Bangladesh: they suffer 157 million people in a landmass the size of Iowa. They expect another 100 million within fifty to six years. Any slowing down? Any birth control? Any chance for human decency? Nope! Religion, as in India, trumps common sense, rational thinking, education and reasoned thought!
China, at 1.3 billion, forced “one child” per family and still growing via ‘population momentum’ at eight million annually net gain, will add 400 million by mid century. India expects to overtake China! China and India stand nostril-deep in overpopulation today—but the United States follows behind them as the third fastest growing country in the world! We add 3.1 to 3.4 million annually, about 90 percent by all forms of immigration.
The USA reached 2.03 fertility in 1970, thus a stable population within itself.
When will world leaders grow a brain?
In his book, Too Many People, Lindsey Grant addresses such things as our destruction of earth’s operating systems and much more. You may find his book at www.sevenlockspress.com and www.amazon.com . Grant is a former Deputy Assistant Secretary of State for Environment and Population Affairs.

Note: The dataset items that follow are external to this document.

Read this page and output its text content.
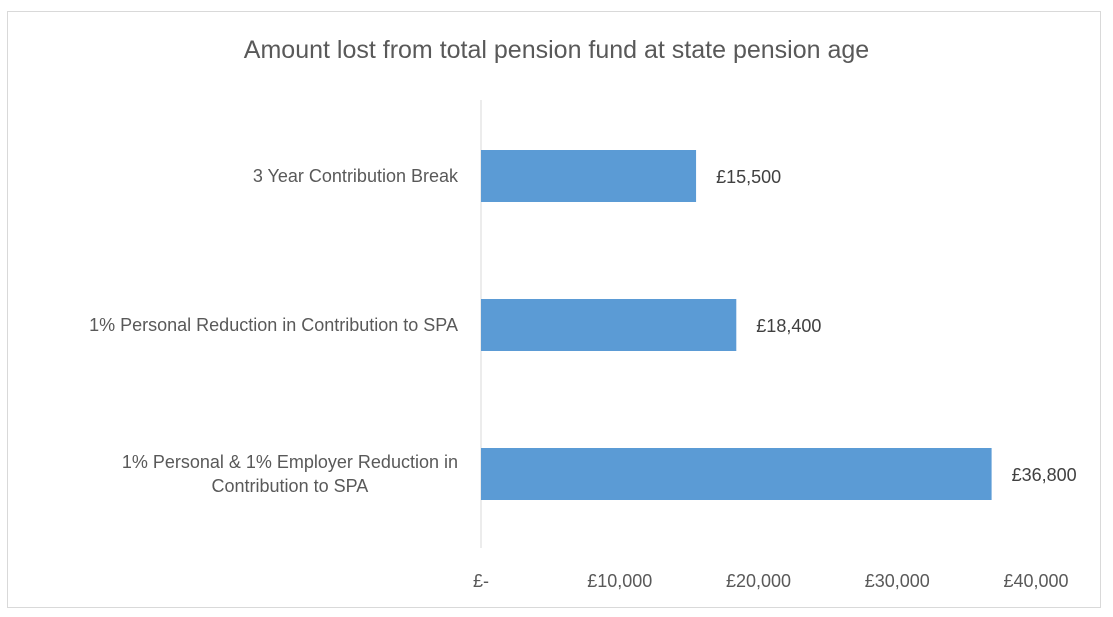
Amount lost from total pension fund at state pension age
3 Year Contribution Break	£15,500
1% Personal Reduction in Contribution to SPA	£18,400
1% Personal & 1% Employer Reduction in
Contribution to SPA
£36,800
£-	£10,000	£20,000	£30,000	£40,000
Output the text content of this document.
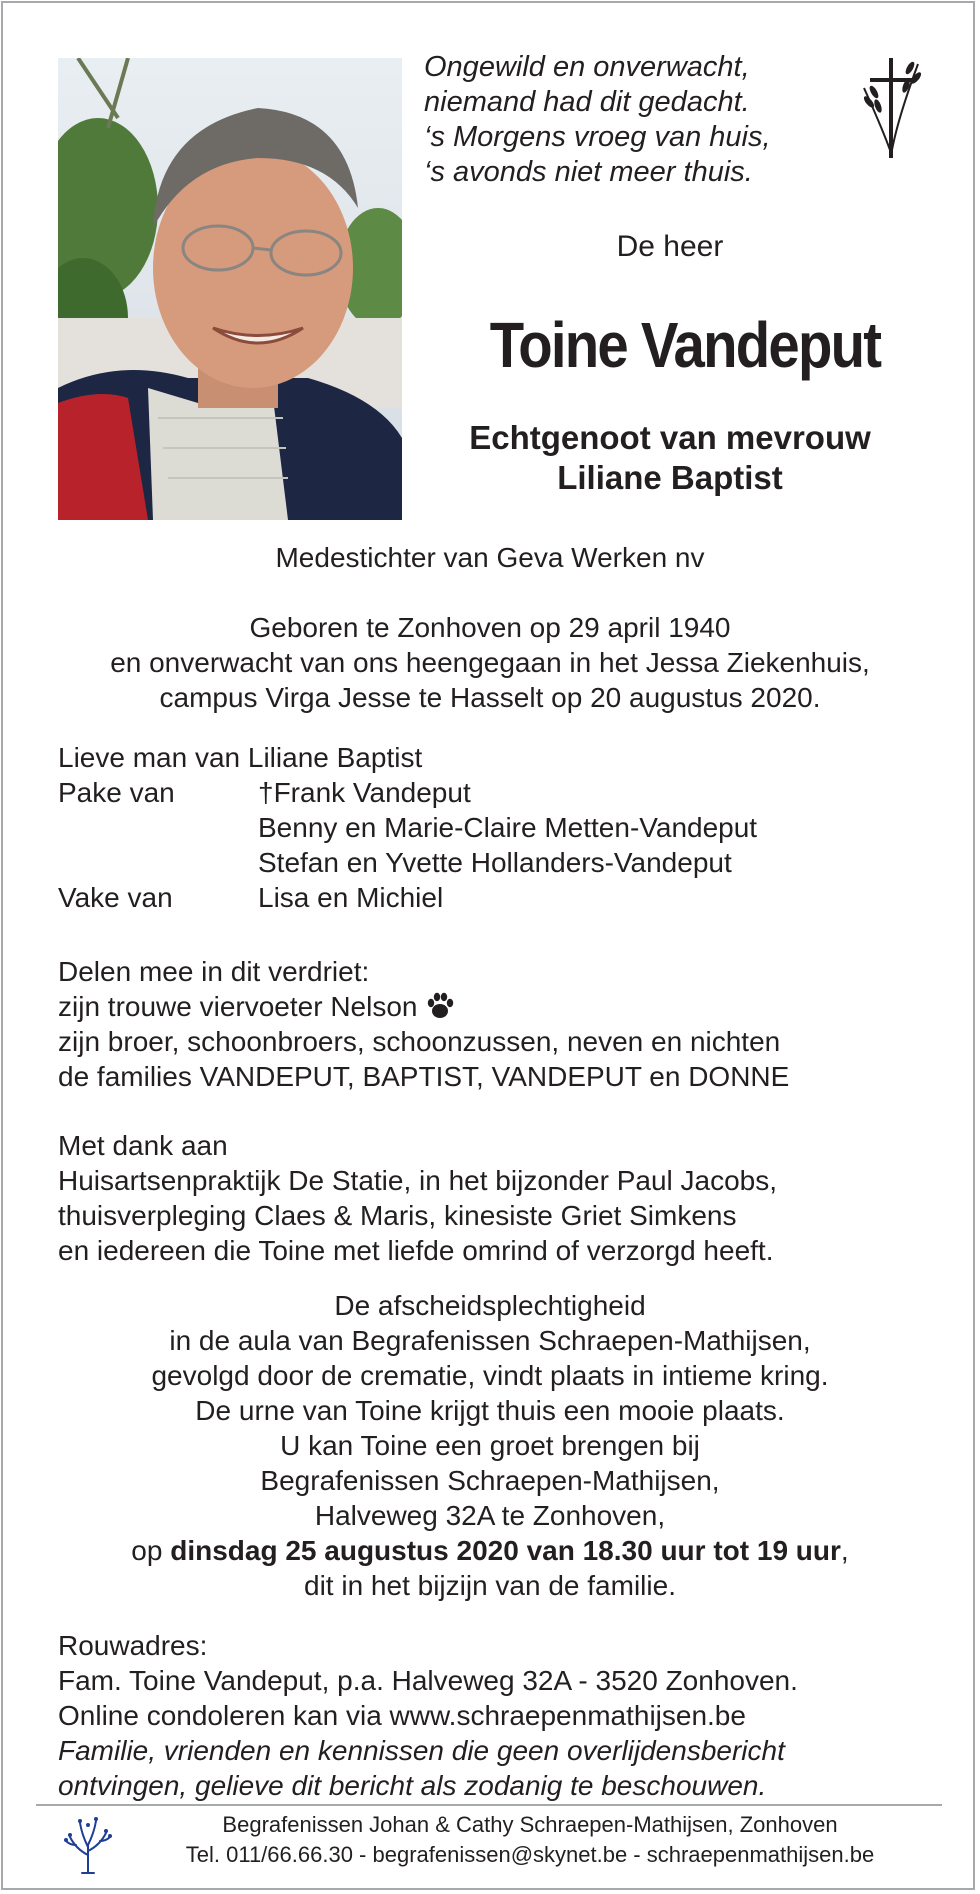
Ongewild en onverwacht,
niemand had dit gedacht.
‘s Morgens vroeg van huis,
‘s avonds niet meer thuis.
De heer
Toine Vandeput
Echtgenoot van mevrouw
Liliane Baptist
Medestichter van Geva Werken nv
Geboren te Zonhoven op 29 april 1940
en onverwacht van ons heengegaan in het Jessa Ziekenhuis,
campus Virga Jesse te Hasselt op 20 augustus 2020.
Lieve man van Liliane Baptist
Pake van	†Frank Vandeput
Benny en Marie-Claire Metten-Vandeput
Stefan en Yvette Hollanders-Vandeput
Vake van	Lisa en Michiel
Delen mee in dit verdriet:
zijn trouwe viervoeter Nelson
zijn broer, schoonbroers, schoonzussen, neven en nichten
de families VANDEPUT, BAPTIST, VANDEPUT en DONNE
Met dank aan
Huisartsenpraktijk De Statie, in het bijzonder Paul Jacobs,
thuisverpleging Claes & Maris, kinesiste Griet Simkens
en iedereen die Toine met liefde omrind of verzorgd heeft.
De afscheidsplechtigheid
in de aula van Begrafenissen Schraepen-Mathijsen,
gevolgd door de crematie, vindt plaats in intieme kring.
De urne van Toine krijgt thuis een mooie plaats.
U kan Toine een groet brengen bij
Begrafenissen Schraepen-Mathijsen,
Halveweg 32A te Zonhoven,
op dinsdag 25 augustus 2020 van 18.30 uur tot 19 uur,
dit in het bijzijn van de familie.
Rouwadres:
Fam. Toine Vandeput, p.a. Halveweg 32A - 3520 Zonhoven.
Online condoleren kan via www.schraepenmathijsen.be
Familie, vrienden en kennissen die geen overlijdensbericht
ontvingen, gelieve dit bericht als zodanig te beschouwen.
Begrafenissen Johan & Cathy Schraepen-Mathijsen, Zonhoven
Tel. 011/66.66.30 - begrafenissen@skynet.be - schraepenmathijsen.be
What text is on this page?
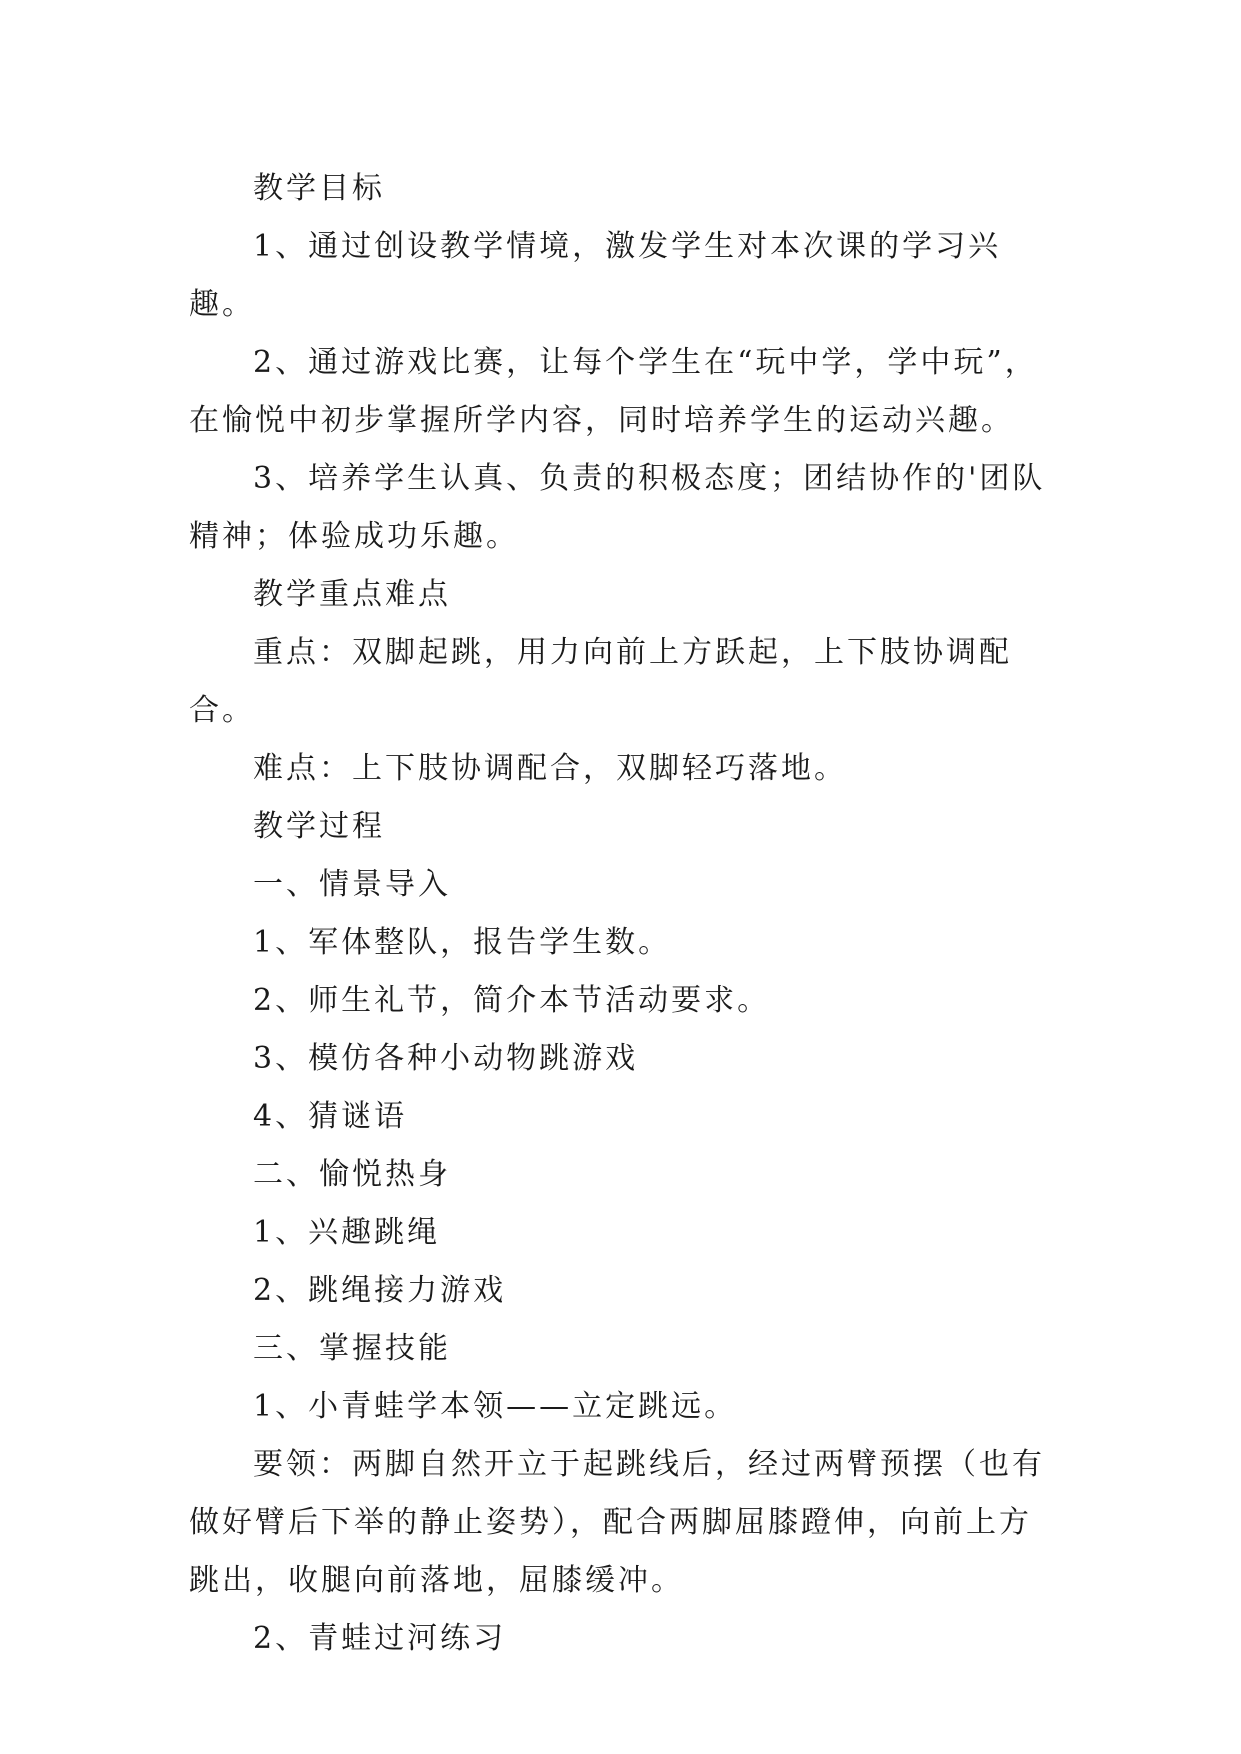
教学目标

1、通过创设教学情境，激发学生对本次课的学习兴趣。

2、通过游戏比赛，让每个学生在“玩中学，学中玩”，在愉悦中初步掌握所学内容，同时培养学生的运动兴趣。

3、培养学生认真、负责的积极态度；团结协作的'团队精神；体验成功乐趣。

教学重点难点

重点：双脚起跳，用力向前上方跃起，上下肢协调配合。

难点：上下肢协调配合，双脚轻巧落地。

教学过程

一、情景导入

1、军体整队，报告学生数。

2、师生礼节，简介本节活动要求。

3、模仿各种小动物跳游戏

4、猜谜语

二、愉悦热身

1、兴趣跳绳

2、跳绳接力游戏

三、掌握技能

1、小青蛙学本领——立定跳远。

要领：两脚自然开立于起跳线后，经过两臂预摆（也有做好臂后下举的静止姿势），配合两脚屈膝蹬伸，向前上方跳出，收腿向前落地，屈膝缓冲。

2、青蛙过河练习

“Europe’s population growth is on the verge of turning around, and the almost universal reaction has been panic at the prospect—as if the population it so recently attained is essential to its survival,” said Grant. “The reaction raised as population grew, but the end of growth is seen as a disaster. I think this topic needs more serious thought and less visceral reaction.”
The oldest fear remains that if populations stop growing, they cannot maintain the labor force to support aging populations in Europe and Japan. Once again, those persons think in 20th century paradigms that cannot and do not work in the 21st century. Exponential growth cannot be sustained. What good to add more population when you cannot feed, water and sustain it? I am forever amazed that leaders cannot get their minds onto a reality platform!
Even the UN pushes for “replacement migration” to help declining populations grow! Go figure! You might think that anyone with the brains that God gave a goose could put two and two together and figure this thing out.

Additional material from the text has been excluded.